Perhaps most importantly of all, JUMP provides an abstraction layer that keeps you from having to get your hands dirty with all of the above. We built a system with the following in mind:

  • Massive scalability. We are all AWS, all the time, which means that we have virtually unlimited resources for handling user traffic, back-end processing, and data storage. That’s one fewer set of sys admin or DevOps calamities to keep you awake at night.

  • API-driven architecture. Let’s face it: nowadays, it’s all about RESTful HTTP endpoints and JSON. That’s exactly how we roll. JUMP is completely agnostic toward the applications that use it. You’re free to use one of the runtime clients or mobile SDKs that we’ve built or not. As long as you you’re making the right HTTP requests and properly authenticating yourself, you’re good to go. No proprietary software or anything remotely like it need be involved.

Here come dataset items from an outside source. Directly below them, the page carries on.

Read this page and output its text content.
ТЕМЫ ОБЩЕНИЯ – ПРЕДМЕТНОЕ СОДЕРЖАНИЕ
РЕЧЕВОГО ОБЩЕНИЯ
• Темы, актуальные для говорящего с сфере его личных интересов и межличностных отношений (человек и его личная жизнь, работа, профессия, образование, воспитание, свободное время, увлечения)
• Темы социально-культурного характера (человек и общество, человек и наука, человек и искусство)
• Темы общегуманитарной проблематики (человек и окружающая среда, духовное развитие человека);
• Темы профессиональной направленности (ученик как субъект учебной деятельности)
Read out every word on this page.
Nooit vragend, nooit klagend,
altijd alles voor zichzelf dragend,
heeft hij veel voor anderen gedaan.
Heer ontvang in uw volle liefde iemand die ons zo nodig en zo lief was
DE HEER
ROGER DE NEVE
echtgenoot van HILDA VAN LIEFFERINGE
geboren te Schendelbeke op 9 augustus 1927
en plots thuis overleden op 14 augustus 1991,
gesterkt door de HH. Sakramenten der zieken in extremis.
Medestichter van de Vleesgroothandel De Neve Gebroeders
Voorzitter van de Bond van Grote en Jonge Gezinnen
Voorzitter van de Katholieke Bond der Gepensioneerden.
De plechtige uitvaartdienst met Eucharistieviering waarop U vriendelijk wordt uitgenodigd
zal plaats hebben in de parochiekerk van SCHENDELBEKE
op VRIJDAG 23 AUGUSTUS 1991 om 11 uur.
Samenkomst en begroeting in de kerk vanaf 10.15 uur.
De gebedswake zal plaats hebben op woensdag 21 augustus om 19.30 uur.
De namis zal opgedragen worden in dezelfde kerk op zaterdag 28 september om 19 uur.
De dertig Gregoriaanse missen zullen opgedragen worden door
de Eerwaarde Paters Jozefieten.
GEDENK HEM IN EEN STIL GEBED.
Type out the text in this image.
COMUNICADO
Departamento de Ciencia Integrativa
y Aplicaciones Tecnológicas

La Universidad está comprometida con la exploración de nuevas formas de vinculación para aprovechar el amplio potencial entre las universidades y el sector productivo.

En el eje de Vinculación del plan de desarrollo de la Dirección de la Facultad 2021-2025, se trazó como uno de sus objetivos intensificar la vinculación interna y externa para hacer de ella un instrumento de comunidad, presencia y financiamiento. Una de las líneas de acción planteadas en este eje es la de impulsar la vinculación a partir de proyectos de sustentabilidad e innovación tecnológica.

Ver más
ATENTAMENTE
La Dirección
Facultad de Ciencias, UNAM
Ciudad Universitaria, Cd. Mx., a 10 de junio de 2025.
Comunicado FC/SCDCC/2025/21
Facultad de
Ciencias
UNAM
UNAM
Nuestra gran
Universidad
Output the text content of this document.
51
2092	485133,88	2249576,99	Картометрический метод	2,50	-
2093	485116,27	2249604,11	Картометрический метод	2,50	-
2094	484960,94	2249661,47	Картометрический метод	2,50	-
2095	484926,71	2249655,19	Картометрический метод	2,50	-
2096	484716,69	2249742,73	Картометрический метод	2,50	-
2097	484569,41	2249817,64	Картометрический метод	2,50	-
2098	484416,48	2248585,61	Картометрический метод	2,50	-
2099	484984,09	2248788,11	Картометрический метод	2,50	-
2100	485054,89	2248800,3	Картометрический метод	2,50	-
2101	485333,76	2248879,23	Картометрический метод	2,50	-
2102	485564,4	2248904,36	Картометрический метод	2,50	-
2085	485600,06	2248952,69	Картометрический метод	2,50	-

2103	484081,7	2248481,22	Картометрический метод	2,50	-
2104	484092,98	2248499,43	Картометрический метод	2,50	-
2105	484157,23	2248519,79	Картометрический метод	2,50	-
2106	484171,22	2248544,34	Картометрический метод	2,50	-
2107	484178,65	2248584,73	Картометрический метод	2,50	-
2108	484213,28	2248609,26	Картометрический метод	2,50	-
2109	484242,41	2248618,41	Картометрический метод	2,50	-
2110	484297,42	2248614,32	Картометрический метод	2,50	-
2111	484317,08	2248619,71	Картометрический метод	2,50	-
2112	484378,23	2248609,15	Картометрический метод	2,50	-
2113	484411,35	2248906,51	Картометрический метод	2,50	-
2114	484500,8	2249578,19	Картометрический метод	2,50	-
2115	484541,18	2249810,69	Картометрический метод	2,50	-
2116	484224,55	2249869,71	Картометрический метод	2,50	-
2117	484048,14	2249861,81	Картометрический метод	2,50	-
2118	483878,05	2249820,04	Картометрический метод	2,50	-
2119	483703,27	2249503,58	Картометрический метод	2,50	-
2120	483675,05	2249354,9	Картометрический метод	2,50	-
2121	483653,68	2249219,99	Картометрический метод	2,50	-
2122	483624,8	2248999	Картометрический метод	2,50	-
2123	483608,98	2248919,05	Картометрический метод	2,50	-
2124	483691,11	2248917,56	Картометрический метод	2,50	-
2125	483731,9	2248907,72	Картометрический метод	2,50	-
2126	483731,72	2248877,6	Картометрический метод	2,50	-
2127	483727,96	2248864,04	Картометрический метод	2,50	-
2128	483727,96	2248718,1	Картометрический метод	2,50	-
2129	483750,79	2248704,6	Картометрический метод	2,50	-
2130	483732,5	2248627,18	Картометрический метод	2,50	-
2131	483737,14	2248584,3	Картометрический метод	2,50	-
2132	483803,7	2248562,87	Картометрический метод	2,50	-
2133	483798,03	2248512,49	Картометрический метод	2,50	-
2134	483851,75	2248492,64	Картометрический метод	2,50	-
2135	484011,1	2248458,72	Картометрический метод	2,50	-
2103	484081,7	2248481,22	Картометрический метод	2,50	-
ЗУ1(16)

  • Abstracting away underlying API and protocol changes. Let’s say you’ve designed an application that enables users to log in via, say, Facebook. Now let’s say that Facebook has gone and changed their already-maddeningly-mercurial API. Or let’s say that crucial changes in OpenID or OAuth or another protocol break portions of your application stack. “I can’t wait to invest engineering resources in keeping up with those changes!” said no one ever. Let us sink resources into that.

  • Integration with other SaaS products. Getting the most out of user management involves the ability to tie together a number of disparate services, such as Salesforce for CRM, LiveFyre for real-time interactivity, DISQUS for commenting, and so on. A user management platform worthy of the name will come with those integrations already built in. That’s what Janrain has done.

Again, skilled engineering teams absolutely can do most or all of the above. Some of them have even done it well. You, Dear Reader, might be a part of—or even leading—such a team.

But it’s important to bear in mind that the ones who have done it well in the past did it in the absence of a well-established User-Management-as-a-Service marketplace. This has begun to change dramatically, and I think it’s safe to say that we’re on the cusp of a day when the build-vs.-buy decision will push most companies, even technologically advanced ones, to trust the *-as-a-Service space to handle nearly everything outside of that ever-smaller space where companies actually should build from scratch. That space now includes user management, and the sector is full of win.